"So we'll help each other see," she said. "You want it too, don't you." She pointed up to the head of the statue towering above them. "So let's co-operate. I'll get it for a little while. Then you can have it." He was listening, she saw, so she guessed her strategy was working. Play it by ear now, she thought. "We'll help each other. Shake on it, huh?" She stuck out her hand.
All four hands reached forward.
Whoops, she thought, I hope he's not offended.
But the four hands grasped hers, and she added her second to the juncture. "All right," she said. "Come on. Now I had all this figured out last night. And we don't have much time.
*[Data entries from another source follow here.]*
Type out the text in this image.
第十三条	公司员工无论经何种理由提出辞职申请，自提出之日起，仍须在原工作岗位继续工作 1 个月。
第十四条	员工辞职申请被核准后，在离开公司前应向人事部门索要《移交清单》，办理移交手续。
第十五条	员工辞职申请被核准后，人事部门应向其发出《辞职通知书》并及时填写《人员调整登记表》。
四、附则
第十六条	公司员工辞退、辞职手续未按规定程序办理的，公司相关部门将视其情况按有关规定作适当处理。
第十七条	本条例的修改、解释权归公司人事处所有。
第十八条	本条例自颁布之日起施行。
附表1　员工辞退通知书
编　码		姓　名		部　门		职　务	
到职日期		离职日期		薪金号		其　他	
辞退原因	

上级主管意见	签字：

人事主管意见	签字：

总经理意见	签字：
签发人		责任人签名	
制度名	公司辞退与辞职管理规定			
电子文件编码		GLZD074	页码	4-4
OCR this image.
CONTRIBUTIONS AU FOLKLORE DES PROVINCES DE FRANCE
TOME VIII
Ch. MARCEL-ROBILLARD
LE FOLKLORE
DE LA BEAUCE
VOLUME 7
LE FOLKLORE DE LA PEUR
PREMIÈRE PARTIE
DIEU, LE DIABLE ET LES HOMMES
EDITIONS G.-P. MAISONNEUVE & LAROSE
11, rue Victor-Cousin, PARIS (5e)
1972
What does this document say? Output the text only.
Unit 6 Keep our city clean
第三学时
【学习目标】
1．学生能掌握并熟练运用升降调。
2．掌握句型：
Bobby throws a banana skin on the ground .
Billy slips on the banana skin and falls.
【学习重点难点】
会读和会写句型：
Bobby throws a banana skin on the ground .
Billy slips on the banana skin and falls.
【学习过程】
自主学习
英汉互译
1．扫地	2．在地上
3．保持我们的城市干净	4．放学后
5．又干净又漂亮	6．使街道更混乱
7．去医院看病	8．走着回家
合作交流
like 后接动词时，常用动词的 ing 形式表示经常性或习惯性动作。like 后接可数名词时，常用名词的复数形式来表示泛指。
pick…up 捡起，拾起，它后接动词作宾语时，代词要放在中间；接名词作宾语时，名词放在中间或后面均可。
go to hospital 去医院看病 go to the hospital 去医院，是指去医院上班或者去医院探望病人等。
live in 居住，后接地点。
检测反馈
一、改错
Let's go around ..." But he walked over to where the stalks of wheat spired from the altar base up through Hama's fist, and grabbed a stalk with the three hands, and hand, over hand, over hand, began to hoist himself up to where the first broad sheets of metal leaves leaned out to form a small platform. At first his dirty feet swung out frog-like, but then he caught the stem with his toes and at last hoisted himself to the front and looked down at her.
"I can't climb up there," she said, "I don't have your elevation power."
Snake looked down and shrugged.
"Oh damn," she said. "I'll do it my way." She ran across the altar to the great foot of the statue. Sitting cross-legged, Hama's foot was on his side. Using the ridges made by the toes as steps, she clammered up to the dark bulge of the deity's godlike bunion. She made her way across the ankle, up the slanting shin, back down the black thigh, until she stood at the crevice where the leg and torso met.
Out beyond the great knee, Snake regarded her from his perch in the groin of yellow leaf. They were about equal height.
"Yoo-hoo," she waved. "Meet you at the clavicle." Then she stuck her tongue out. The bulges in the belly of the god made a treacherous ledge along which she inched until she arrived at the cavernous naval, leaving wet handprints on the black stone.
The god's belly button from this intimate distance revealed itself as a circular door about five feet in diameter and controlled by a combination lock. She missed the first number twice, dried her hands off, and began again. According to the plans in the main safe of the temple (on which she had first practiced combination breaking) there was a ladder behind this door which led up into the statue. She remembered it clearly; and saved her life by doing so.